Neftchala (Neftçala) is a city and the capital of the Neftchala District of Azerbaijan.

== Etymology ==
The origin of the city name is Persian ("naft" meaning oil or petroleum) and Azerbaijani ("çala" meaning trench), meaning oil trench.

==History==

Throughout its history, Neftçala has suffered from floods because of its proximity to the river and most of the town's relatively low elevation.

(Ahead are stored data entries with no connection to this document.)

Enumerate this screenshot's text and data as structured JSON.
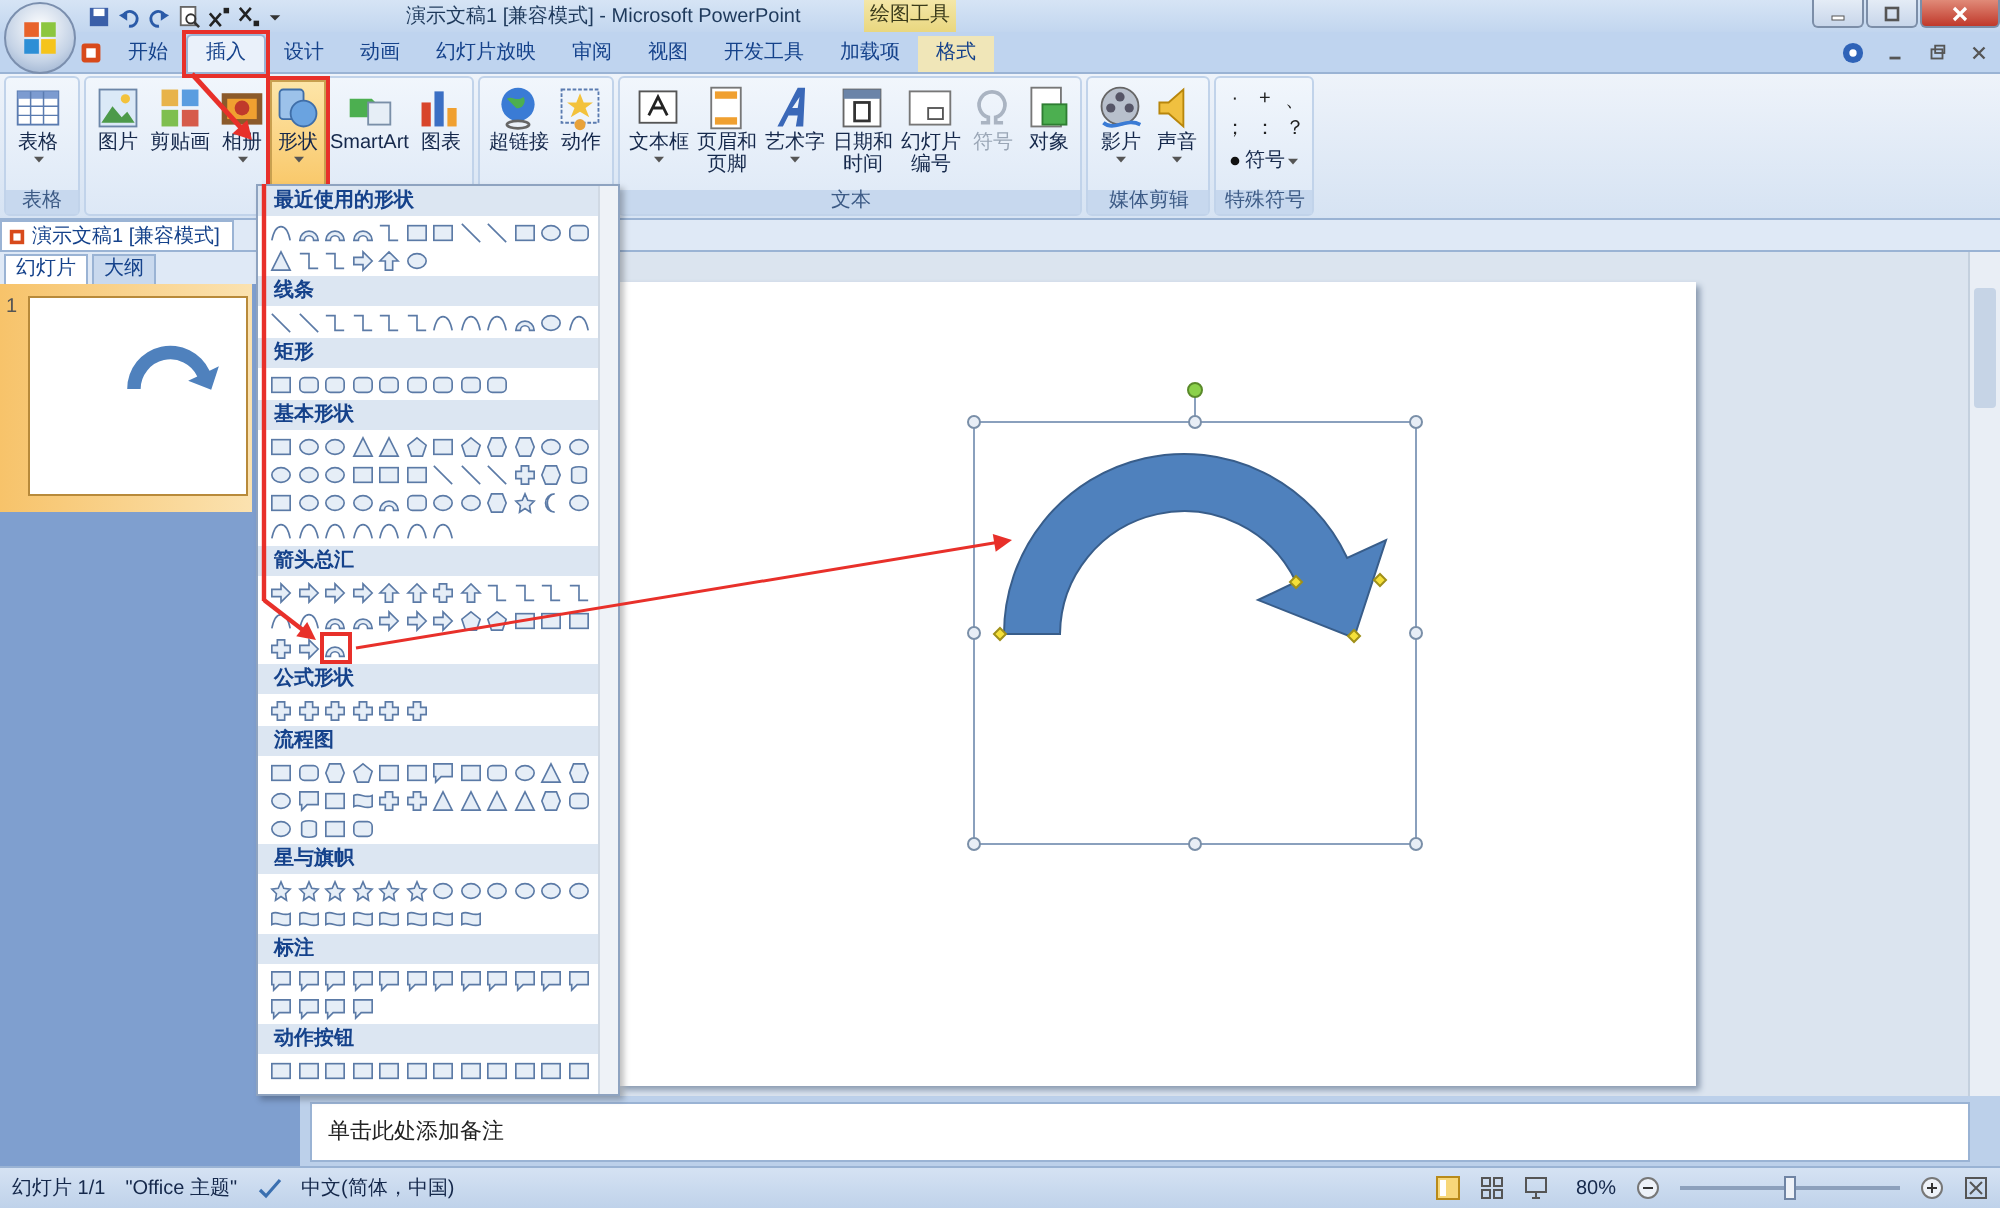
{
  "title_bar": {
    "title": "演示文稿1 [兼容模式] - Microsoft PowerPoint",
    "context_label": "绘图工具"
  },
  "tabs": [
    {
      "label": "开始",
      "selected": false,
      "annotated": false,
      "contextual": false
    },
    {
      "label": "插入",
      "selected": true,
      "annotated": true,
      "contextual": false
    },
    {
      "label": "设计",
      "selected": false,
      "annotated": false,
      "contextual": false
    },
    {
      "label": "动画",
      "selected": false,
      "annotated": false,
      "contextual": false
    },
    {
      "label": "幻灯片放映",
      "selected": false,
      "annotated": false,
      "contextual": false
    },
    {
      "label": "审阅",
      "selected": false,
      "annotated": false,
      "contextual": false
    },
    {
      "label": "视图",
      "selected": false,
      "annotated": false,
      "contextual": false
    },
    {
      "label": "开发工具",
      "selected": false,
      "annotated": false,
      "contextual": false
    },
    {
      "label": "加载项",
      "selected": false,
      "annotated": false,
      "contextual": false
    },
    {
      "label": "格式",
      "selected": false,
      "annotated": false,
      "contextual": true
    }
  ],
  "ribbon_groups": [
    {
      "kind": "buttons",
      "label": "表格",
      "buttons": [
        {
          "kind": "table",
          "lines": [
            "表格"
          ],
          "dropdown": true,
          "pressed": false,
          "disabled": false,
          "annotated": false
        }
      ]
    },
    {
      "kind": "buttons",
      "buttons": [
        {
          "kind": "picture",
          "lines": [
            "图片"
          ],
          "dropdown": false,
          "pressed": false,
          "disabled": false,
          "annotated": false
        },
        {
          "kind": "clipart",
          "lines": [
            "剪贴画"
          ],
          "dropdown": false,
          "pressed": false,
          "disabled": false,
          "annotated": false
        },
        {
          "kind": "album",
          "lines": [
            "相册"
          ],
          "dropdown": true,
          "pressed": false,
          "disabled": false,
          "annotated": false
        },
        {
          "kind": "shapes",
          "lines": [
            "形状"
          ],
          "dropdown": true,
          "pressed": true,
          "disabled": false,
          "annotated": true
        },
        {
          "kind": "smartart",
          "lines": [
            "SmartArt"
          ],
          "dropdown": false,
          "pressed": false,
          "disabled": false,
          "annotated": false
        },
        {
          "kind": "chart",
          "lines": [
            "图表"
          ],
          "dropdown": false,
          "pressed": false,
          "disabled": false,
          "annotated": false
        }
      ]
    },
    {
      "kind": "buttons",
      "buttons": [
        {
          "kind": "hyperlink",
          "lines": [
            "超链接"
          ],
          "dropdown": false,
          "pressed": false,
          "disabled": false,
          "annotated": false
        },
        {
          "kind": "action",
          "lines": [
            "动作"
          ],
          "dropdown": false,
          "pressed": false,
          "disabled": false,
          "annotated": false
        }
      ]
    },
    {
      "kind": "buttons",
      "label": "文本",
      "buttons": [
        {
          "kind": "textbox",
          "lines": [
            "文本框"
          ],
          "dropdown": true,
          "pressed": false,
          "disabled": false,
          "annotated": false
        },
        {
          "kind": "headerfooter",
          "lines": [
            "页眉和",
            "页脚"
          ],
          "dropdown": false,
          "pressed": false,
          "disabled": false,
          "annotated": false
        },
        {
          "kind": "wordart",
          "lines": [
            "艺术字"
          ],
          "dropdown": true,
          "pressed": false,
          "disabled": false,
          "annotated": false
        },
        {
          "kind": "datetime",
          "lines": [
            "日期和",
            "时间"
          ],
          "dropdown": false,
          "pressed": false,
          "disabled": false,
          "annotated": false
        },
        {
          "kind": "slidenumber",
          "lines": [
            "幻灯片",
            "编号"
          ],
          "dropdown": false,
          "pressed": false,
          "disabled": false,
          "annotated": false
        },
        {
          "kind": "symbol",
          "lines": [
            "符号"
          ],
          "dropdown": false,
          "pressed": false,
          "disabled": true,
          "annotated": false
        },
        {
          "kind": "object",
          "lines": [
            "对象"
          ],
          "dropdown": false,
          "pressed": false,
          "disabled": false,
          "annotated": false
        }
      ]
    },
    {
      "kind": "buttons",
      "label": "媒体剪辑",
      "buttons": [
        {
          "kind": "movie",
          "lines": [
            "影片"
          ],
          "dropdown": true,
          "pressed": false,
          "disabled": false,
          "annotated": false
        },
        {
          "kind": "sound",
          "lines": [
            "声音"
          ],
          "dropdown": true,
          "pressed": false,
          "disabled": false,
          "annotated": false
        }
      ]
    },
    {
      "kind": "symbols",
      "label": "特殊符号",
      "symbols": [
        "·",
        "+",
        "、",
        "；",
        "：",
        "？"
      ],
      "menu_label": "符号"
    }
  ],
  "doc_tab": {
    "title": "演示文稿1 [兼容模式]"
  },
  "panel_tabs": [
    {
      "label": "幻灯片",
      "selected": true
    },
    {
      "label": "大纲",
      "selected": false
    }
  ],
  "slide_thumbnail": {
    "number": "1",
    "selected": true
  },
  "notes": {
    "placeholder": "单击此处添加备注"
  },
  "status_bar": {
    "slide": "幻灯片 1/1",
    "theme": "\"Office 主题\"",
    "language": "中文(简体，中国)",
    "zoom": "80%",
    "zoom_slider": {
      "level": 0.5
    }
  },
  "shapes_gallery": {
    "sections": [
      {
        "title": "最近使用的形状",
        "annotated": false
      },
      {
        "title": "线条",
        "annotated": false
      },
      {
        "title": "矩形",
        "annotated": false
      },
      {
        "title": "基本形状",
        "annotated": false
      },
      {
        "title": "箭头总汇",
        "annotated": true
      },
      {
        "title": "公式形状",
        "annotated": false
      },
      {
        "title": "流程图",
        "annotated": false
      },
      {
        "title": "星与旗帜",
        "annotated": false
      },
      {
        "title": "标注",
        "annotated": false
      },
      {
        "title": "动作按钮",
        "annotated": false
      }
    ]
  }
}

Today, there is a palace of culture, a regional study museum and gallery museum in the city.

==Geography==
The city lies southwest of the delta of the Kura River. It is a lowland district.

==Demographics==

Population (2010):Total 20,510

==Economy==
People are mainly employed in manufacturing, fish industry, transportation and service sectors. The largest employer operating in Neftçala is the Neftçala Industrial Park which includes Khazar Automobile Plant by AzerMash.

==Sports==
The city has one professional football team, Neftchala, which has competed in the second-flight of Azerbaijani football, the Azerbaijan First Division, but the team is eliminated after 2 years of championship in the Azerbaijan First Division and not getting the license for competing in the Azerbaijan Premier League.

==Transport==
===Public transport===
Neftchala has a large urban transport system, mostly managed by the Ministry of Transportation.

==Notable residents==

Some of the city's many prestigious residents include: singer Anatollu Ganiyev and World War II hero Aghashirin Jafarov.